In novel-writing, there’s a school of thought that says the novel isn’t written until the reader reads it. The reader writes, or rewrites, the novel. I don’t like this school of thought right now, when I have a manuscript that’s not quite written due at a publisher. The notion that it won’t be written until it’s read makes me slightly sick. I want it written. Yesterday. But the obliteration room is a pure idea and it gives your children, and you – in the time-lapse video of the last show, there are many more adults dotting than kids – the opportunity to be both viewer and artist.

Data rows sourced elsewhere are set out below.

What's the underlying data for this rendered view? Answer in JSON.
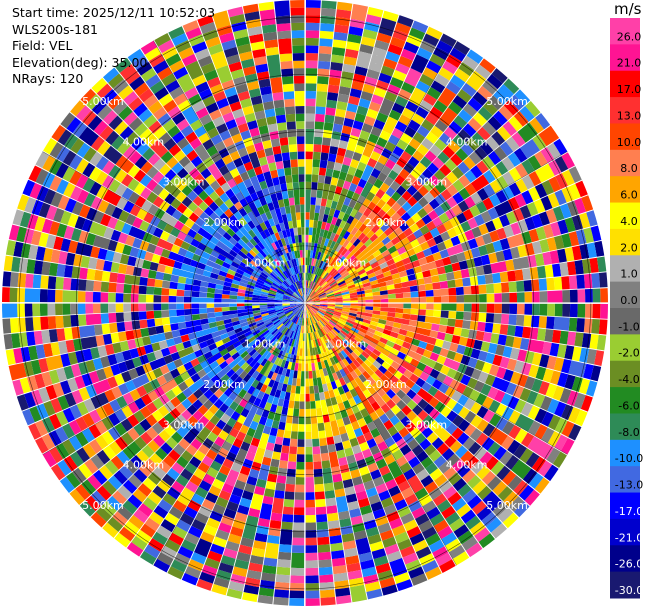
{
  "header": {
    "start_time": "Start time: 2025/12/11 10:52:03",
    "instrument": "WLS200s-181",
    "field": "Field: VEL",
    "elevation": "Elevation(deg): 35.00",
    "nrays": "NRays: 120"
  },
  "colorbar": {
    "unit": "m/s",
    "levels": [
      {
        "label": "26.0",
        "color": "#ff40a8"
      },
      {
        "label": "21.0",
        "color": "#ff1493"
      },
      {
        "label": "17.0",
        "color": "#ff0000"
      },
      {
        "label": "13.0",
        "color": "#ff3030"
      },
      {
        "label": "10.0",
        "color": "#ff4500"
      },
      {
        "label": "8.0",
        "color": "#ff7f50"
      },
      {
        "label": "6.0",
        "color": "#ffa500"
      },
      {
        "label": "4.0",
        "color": "#ffff00"
      },
      {
        "label": "2.0",
        "color": "#ffe000"
      },
      {
        "label": "1.0",
        "color": "#b0b0b0"
      },
      {
        "label": "0.0",
        "color": "#808080"
      },
      {
        "label": "-1.0",
        "color": "#696969"
      },
      {
        "label": "-2.0",
        "color": "#9acd32"
      },
      {
        "label": "-4.0",
        "color": "#6b8e23"
      },
      {
        "label": "-6.0",
        "color": "#228b22"
      },
      {
        "label": "-8.0",
        "color": "#2e8b57"
      },
      {
        "label": "-10.0",
        "color": "#1e90ff"
      },
      {
        "label": "-13.0",
        "color": "#4169e1"
      },
      {
        "label": "-17.0",
        "color": "#0000ff"
      },
      {
        "label": "-21.0",
        "color": "#0000cd"
      },
      {
        "label": "-26.0",
        "color": "#00008b"
      },
      {
        "label": "-30.0",
        "color": "#191970"
      }
    ]
  },
  "chart_data": {
    "type": "heatmap",
    "projection": "polar",
    "field": "VEL",
    "rays": 120,
    "gates": 40,
    "range_unit": "km",
    "range_rings": [
      "1.00km",
      "2.00km",
      "3.00km",
      "4.00km",
      "5.00km"
    ],
    "max_range_km": 5.3,
    "value_range": [
      -30.0,
      26.0
    ]
  }
}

Curator of Contemporary Asian Art at QAGOMA Reuben Keehan says Kusama’s work appeals because “simple ideas are often the best.” Keehan also says Kusama is in vogue now because we live in a more interactive world, with news and tv shaped by us, and social media connecting us. With Kusama’s work, “people get a chance to shape the way art is done,” he said.

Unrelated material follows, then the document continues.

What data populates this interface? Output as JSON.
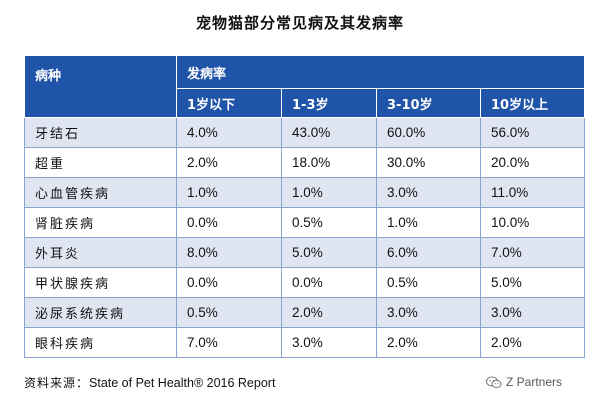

But there’s a key difference between the obliteration room and social media. The obliteration room is actually social in a way that social media are not. In a sense Kusama nods towards social media and then takes us beyond its impoverished and impoverishing ways of connecting us. We are there physically with our fellows sticking dots. It’s as if the artist in her work has understood where we’ve come to in our disconnected internet-connected world, our hankerings and anxieties, and is giving us back to ourselves.
Often in Australia we see ourselves as net importers of cultural experience but the obliteration room has been exported from our gallery to galleries all over the world, from the Tate Modern in London to the Museum of Contemporary Art in Shanghai, so that over 3 million people have now had the most satisfying experience of sticking dots in a white room somewhere.
The word obliteration means total destruction. We destroy in order to make something new. If you’re thinking this way at the moment, nearing the end of our long summer holiday break, if you're feeling like total destruction, about the house, the things you have to do, life, get the keys, some shoes, crackers, and go. You won’t regret it.